Enquanto rezam, também mentem. Por Moisés Mendes

O deputado federal Nikolas Ferreira (PL-MG) em vídeo publicado nas redes sociais. Foto: Reprodução

O novo ministro da Secretaria de Comunicação do governo disse, com ênfase, o que deixou de ser uma obviedade da natureza de quem lida com informação. Sidônio Palmeira assumiu anunciando que vai se dedicar à imposição da verdade.

Em outras circunstâncias, poderia parecer uma fala de pregação religiosa ou um juramento protocolar. Mas foi isso o que Sidônio disse em entrevista ao Globo, na festa da posse:

“Não podemos deixar a fake news entrar sozinha. Primeiro, você precisa passar a verdade e depois desfazer a mentira, não o inverso, não correr atrás da mentira”.

Lutar pela verdade, nas circunstâncias que cercam o governo, talvez seja mais desafiador para Sidônio na Secom do que brigar pelo juro baixo para Gabriel Galípolo no Banco Central.

O ministro assume correndo atrás da mentira, porque essa tem chegado primeiro, e não só pela voz de Nikolas Ferreira. A mentira anda junto com a percepção enviesada da realidade, mesmo que essa percepção nem sempre tenha relação com fake news.

Sidônio chega anunciando que também vai tentar entender por que a população não se dá por satisfeita com os bons níveis de emprego, consumo e renda, como mostram as pesquisas.

Por que o sentimento de que há suportes sociais, estabilidade e perspectiva de melhoria de vida, que valia antes, sofre distorções aparentemente incompreensíveis no terceiro governo de Lula?

Seria só por causa da ação destrutiva e mentirosa da extrema direita?

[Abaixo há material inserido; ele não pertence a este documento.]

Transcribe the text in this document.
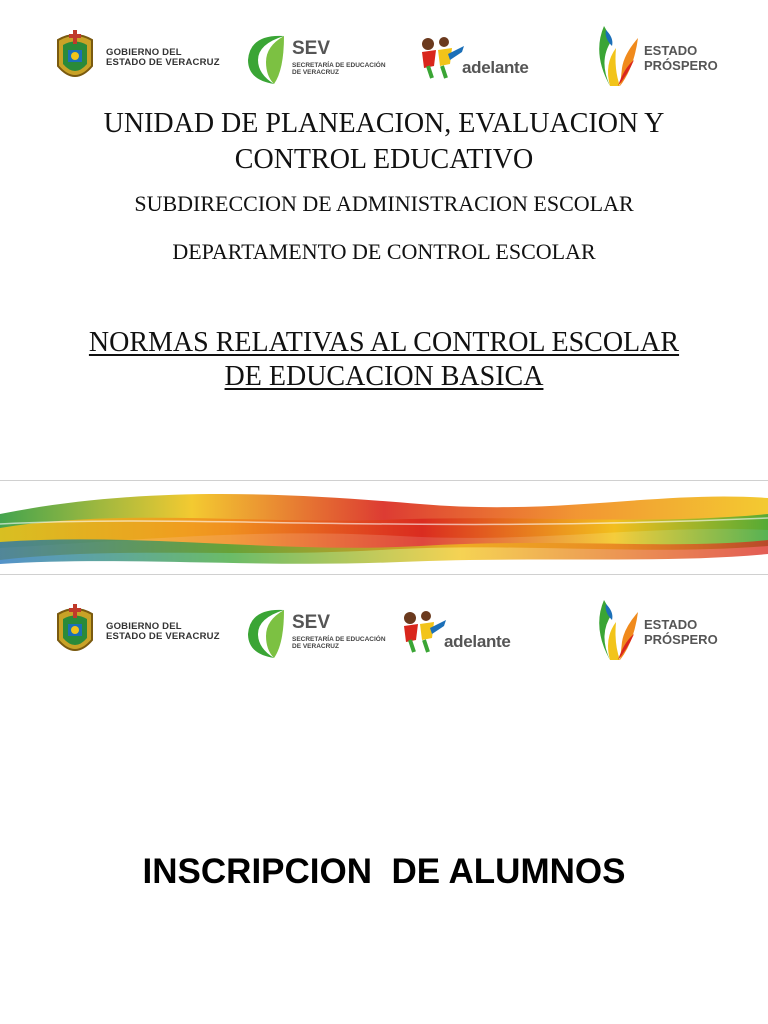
GOBIERNO DEL
ESTADO DE VERACRUZ
SEV
SECRETARÍA DE EDUCACIÓN
DE VERACRUZ	adelante
ESTADO
PRÓSPERO
UNIDAD DE PLANEACION, EVALUACION Y
CONTROL EDUCATIVO
SUBDIRECCION DE ADMINISTRACION ESCOLAR
DEPARTAMENTO DE CONTROL ESCOLAR
NORMAS RELATIVAS AL CONTROL ESCOLAR
DE EDUCACION BASICA
GOBIERNO DEL
ESTADO DE VERACRUZ
SEV
SECRETARÍA DE EDUCACIÓN
DE VERACRUZ	adelante
ESTADO
PRÓSPERO
INSCRIPCION  DE ALUMNOS
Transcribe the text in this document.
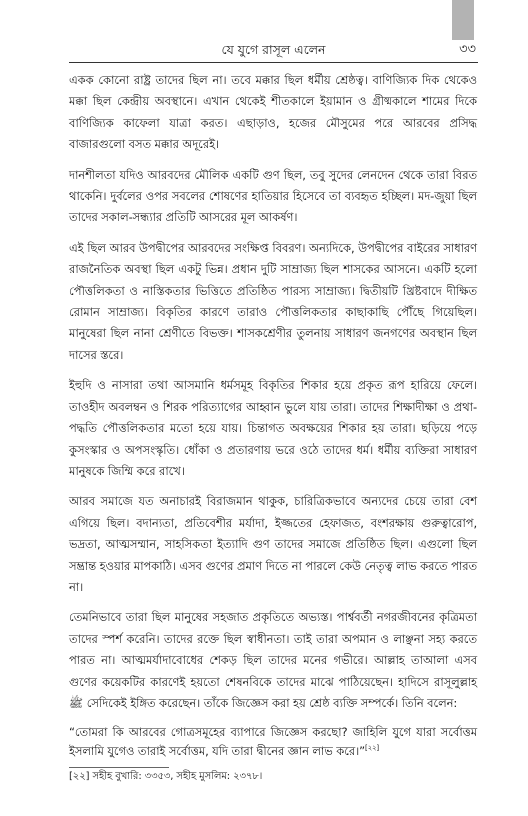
যে যুগে রাসূল এলেন	৩৩

একক কোনো রাষ্ট্র তাদের ছিল না। তবে মক্কার ছিল ধর্মীয় শ্রেষ্ঠত্ব। বাণিজ্যিক দিক থেকেও মক্কা ছিল কেন্দ্রীয় অবস্থানে। এখান থেকেই শীতকালে ইয়ামান ও গ্রীষ্মকালে শামের দিকে বাণিজ্যিক কাফেলা যাত্রা করত। এছাড়াও, হজের মৌসুমের পরে আরবের প্রসিদ্ধ বাজারগুলো বসত মক্কার অদূরেই।

দানশীলতা যদিও আরবদের মৌলিক একটি গুণ ছিল, তবু সুদের লেনদেন থেকে তারা বিরত থাকেনি। দুর্বলের ওপর সবলের শোষণের হাতিয়ার হিসেবে তা ব্যবহৃত হচ্ছিল। মদ-জুয়া ছিল তাদের সকাল-সন্ধ্যার প্রতিটি আসরের মূল আকর্ষণ।

এই ছিল আরব উপদ্বীপের আরবদের সংক্ষিপ্ত বিবরণ। অন্যদিকে, উপদ্বীপের বাইরের সাধারণ রাজনৈতিক অবস্থা ছিল একটু ভিন্ন। প্রধান দুটি সাম্রাজ্য ছিল শাসকের আসনে। একটি হলো পৌত্তলিকতা ও নাস্তিকতার ভিত্তিতে প্রতিষ্ঠিত পারস্য সাম্রাজ্য। দ্বিতীয়টি খ্রিষ্টবাদে দীক্ষিত রোমান সাম্রাজ্য। বিকৃতির কারণে তারাও পৌত্তলিকতার কাছাকাছি পৌঁছে গিয়েছিল। মানুষেরা ছিল নানা শ্রেণীতে বিভক্ত। শাসকশ্রেণীর তুলনায় সাধারণ জনগণের অবস্থান ছিল দাসের স্তরে।

ইহুদি ও নাসারা তথা আসমানি ধর্মসমূহ বিকৃতির শিকার হয়ে প্রকৃত রূপ হারিয়ে ফেলে। তাওহীদ অবলম্বন ও শিরক পরিত্যাগের আহ্বান ভুলে যায় তারা। তাদের শিক্ষাদীক্ষা ও প্রথা-পদ্ধতি পৌত্তলিকতার মতো হয়ে যায়। চিন্তাগত অবক্ষয়ের শিকার হয় তারা। ছড়িয়ে পড়ে কুসংস্কার ও অপসংস্কৃতি। ধোঁকা ও প্রতারণায় ভরে ওঠে তাদের ধর্ম। ধর্মীয় ব্যক্তিরা সাধারণ মানুষকে জিম্মি করে রাখে।

আরব সমাজে যত অনাচারই বিরাজমান থাকুক, চারিত্রিকভাবে অন্যদের চেয়ে তারা বেশ এগিয়ে ছিল। বদান্যতা, প্রতিবেশীর মর্যাদা, ইজ্জতের হেফাজত, বংশরক্ষায় গুরুত্বারোপ, ভদ্রতা, আত্মসম্মান, সাহসিকতা ইত্যাদি গুণ তাদের সমাজে প্রতিষ্ঠিত ছিল। এগুলো ছিল সম্ভ্রান্ত হওয়ার মাপকাঠি। এসব গুণের প্রমাণ দিতে না পারলে কেউ নেতৃত্ব লাভ করতে পারত না।

তেমনিভাবে তারা ছিল মানুষের সহজাত প্রকৃতিতে অভ্যস্ত। পার্শ্ববর্তী নগরজীবনের কৃত্রিমতা তাদের স্পর্শ করেনি। তাদের রক্তে ছিল স্বাধীনতা। তাই তারা অপমান ও লাঞ্ছনা সহ্য করতে পারত না। আত্মমর্যাদাবোধের শেকড় ছিল তাদের মনের গভীরে। আল্লাহ তাআলা এসব গুণের কয়েকটির কারণেই হয়তো শেষনবিকে তাদের মাঝে পাঠিয়েছেন। হাদিসে রাসূলুল্লাহ ﷺ সেদিকেই ইঙ্গিত করেছেন। তাঁকে জিজ্ঞেস করা হয় শ্রেষ্ঠ ব্যক্তি সম্পর্কে। তিনি বলেন:

“তোমরা কি আরবের গোত্রসমূহের ব্যাপারে জিজ্ঞেস করছো? জাহিলি যুগে যারা সর্বোত্তম ইসলামি যুগেও তারাই সর্বোত্তম, যদি তারা দ্বীনের জ্ঞান লাভ করে।”[২২]

[২২] সহীহ বুখারি: ৩৩৫৩, সহীহ মুসলিম: ২৩৭৮।
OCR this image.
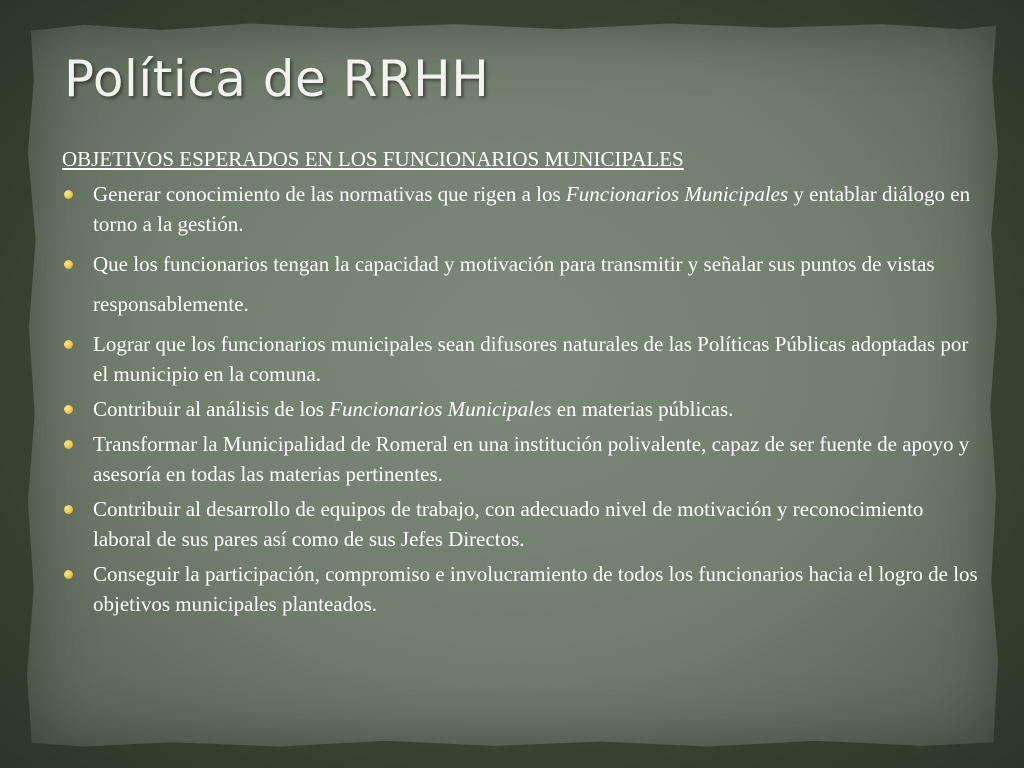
Política de RRHH
OBJETIVOS ESPERADOS EN LOS FUNCIONARIOS MUNICIPALES
Generar conocimiento de las normativas que rigen a los Funcionarios Municipales y entablar diálogo en torno a la gestión.
Que los funcionarios tengan la capacidad y motivación para transmitir y señalar sus puntos de vistas responsablemente.
Lograr que los funcionarios municipales sean difusores naturales de las Políticas Públicas adoptadas por el municipio en la comuna.
Contribuir al análisis de los Funcionarios Municipales en materias públicas.
Transformar la Municipalidad de Romeral en una institución polivalente, capaz de ser fuente de apoyo y asesoría en todas las materias pertinentes.
Contribuir al desarrollo de equipos de trabajo, con adecuado nivel de motivación y reconocimiento laboral de sus pares así como de sus Jefes Directos.
Conseguir la participación, compromiso e involucramiento de todos los funcionarios hacia el logro de los objetivos municipales planteados.
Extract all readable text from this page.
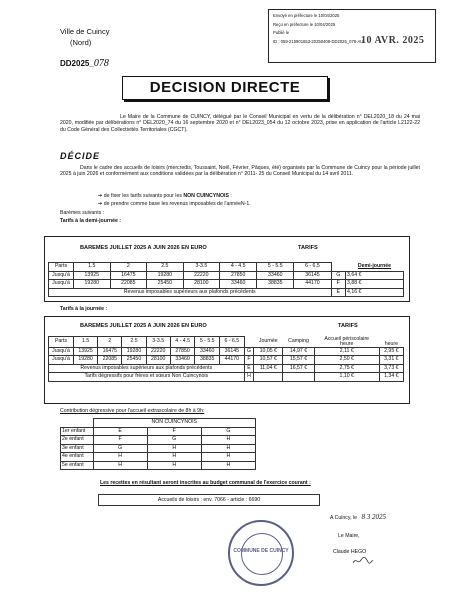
Ville de Cuincy
(Nord)
Envoyé en préfecture le 10/04/2025
Reçu en préfecture le 10/04/2025
Publié le
10 AVR. 2025
ID : 059-215901653-20250408-DD2025_078-AU
DD2025_078
DECISION DIRECTE
Le Maire de la Commune de CUINCY, délégué par le Conseil Municipal en vertu de la délibération n° DEL2020_18 du 24 mai 2020, modifiée par délibérations n° DEL2020_74 du 16 septembre 2020 et n° DEL2023_054 du 12 octobre 2023, prise en application de l'article L2122-22 du Code Général des Collectivités Territoriales (CGCT).
DÉCIDE
Dans le cadre des accueils de loisirs (mercredis, Toussaint, Noël, Février, Pâques, été) organisés par la Commune de Cuincy pour la période juillet 2025 à juin 2026 et conformément aux conditions validées par la délibération n° 2011- 25 du Conseil Municipal du 14 avril 2011.
➔ de fixer les tarifs suivants pour les NON CUINCYNOIS :
➔ de prendre comme base les revenus imposables de l'annéeN-1.
Barèmes suivants :
Tarifs à la demi-journée :
BAREMES JUILLET 2025 A JUIN 2026 EN EURO	TARIFS
Parts	1.5	2	2.5	3-3.5	4 - 4.5	5 - 5.5	6 - 6.5		Demi-journée
Jusqu'à	13925	16475	19280	22220	27850	33460	36145	G	3,64 €
Jusqu'à	19280	22085	25450	28100	33460	38835	44170	F	3,88 €
Revenus imposables supérieurs aux plafonds précédents								E	4,16 €
Tarifs à la journée :
BAREMES JUILLET 2025 A JUIN 2026 EN EURO	TARIFS
Parts	1.5	2	2.5	3-3.5	4 - 4.5	5 - 5.5	6 - 6.5		Journée	Camping	Accueil périscolaire
heure	heure
Jusqu'à	13925	16475	19280	22220	27850	33460	36145	G	10,05 €	14,97 €	2,11 €	2,95 €
Jusqu'à	19280	22085	25450	28100	33460	38835	44170	F	10,57 €	15,57 €	2,50 €	3,31 €
Revenus imposables supérieurs aux plafonds précédents								E	11,04 €	16,57 €	2,75 €	3,73 €
Tarifs dégressifs pour frères et sœurs Non Cuincynois								H			1,10 €	1,34 €
Contribution dégressive pour l'accueil extrascolaire de 8h à 9h:
	NON CUINCYNOIS		
1er enfant	E	F	G
2e enfant	F	G	H
3e enfant	G	H	H
4e enfant	H	H	H
5e enfant	H	H	H
Les recettes en résultant seront inscrites au budget communal de l'exercice courant :
Accueils de loisirs : env. 7066 - article : 6690
A Cuincy, le 8 3 2025
Le Maire,
Claude HEGO
COMMUNE DE CUINCY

Da sabotagem articulada pela grande imprensa, que produz pelo menos uma notícia ruim por dia? Quase sempre em manchete de alto de página.

A existência de um monólito inflexível de um terço da população identificada com o bolsonarismo explica a baixa aprovação do governo e de Lula? Esse um terço, que não existia com esse formato até a ascensão de Bolsonaro, vai estar sempre insatisfeito?

O integrante desse contingente vai disseminar fake news intensamente, não por acreditar na mentira, mas porque a mentira é também o que o identifica como ativista antilulista, antiPT e anticomunista?

A disseminação da mentira é o que assegura a milhões de brasileiros a certeza do pertencimento. É um vício praticado com a reza diária e a empreitada coletiva do golpismo permanente. A tia e o tio do zap e das redes são parte de uma tribo, talvez a maior do país, a grande tribo dos mentirosos.

Rezam e propagam a mentira produzida pelas estruturas intactas do fascismo. Sem que esses praticantes de mentiras e de rezas tenham o mínimo sentimento do que, nas igrejas rezadeiras, chamam de contrição.

Não há culpa pelos danos das fake news porque essa é uma atribuição quase religiosa e purificadora. É com isso que Sidônio irá lidar. Com as engrenagens orgânicas e fundamentalistas da disseminação de fake news.

A mentira passou a fazer parte da índole desse um terço de brasileiros que precisa manter o bolsonarismo vivo na sua essência. E as fake news, de preferência com ódio, são a alma dos afazeres dessa gente.

Poucas coisas são mais funcionais hoje no Brasil do que as estruturas e os mecanismos de propagação de mentiras, com as facilidades oferecidas pelas big techs e suas liberdades absolutas, mas só para a extrema direita.

Desmontar a fake news da taxação do PIX é um desafio grandioso, mas só o primeiro do ano. Sidônio corre atrás de uma mentira, quando deveria estar pensando em como vender as verdades do governo.

E a verdade é hoje uma versão do que cada um emite ou capta a seu modo em meio a um pântano de mentiras criminosas, grotescas e devastadoras.

A adoração da mentira é o que mais mobiliza e agrega gente no mundo todo. A mentira é componente essencial da organização e da articulação do fascismo analógico e digital livre de regras e de regulações.

E essa é uma questão para a Justiça e para a ação política das esquerdas e não só para o governo, para muito além das táticas milagrosas de comunicação. Sidônio sabe que Lula sabe muito bem.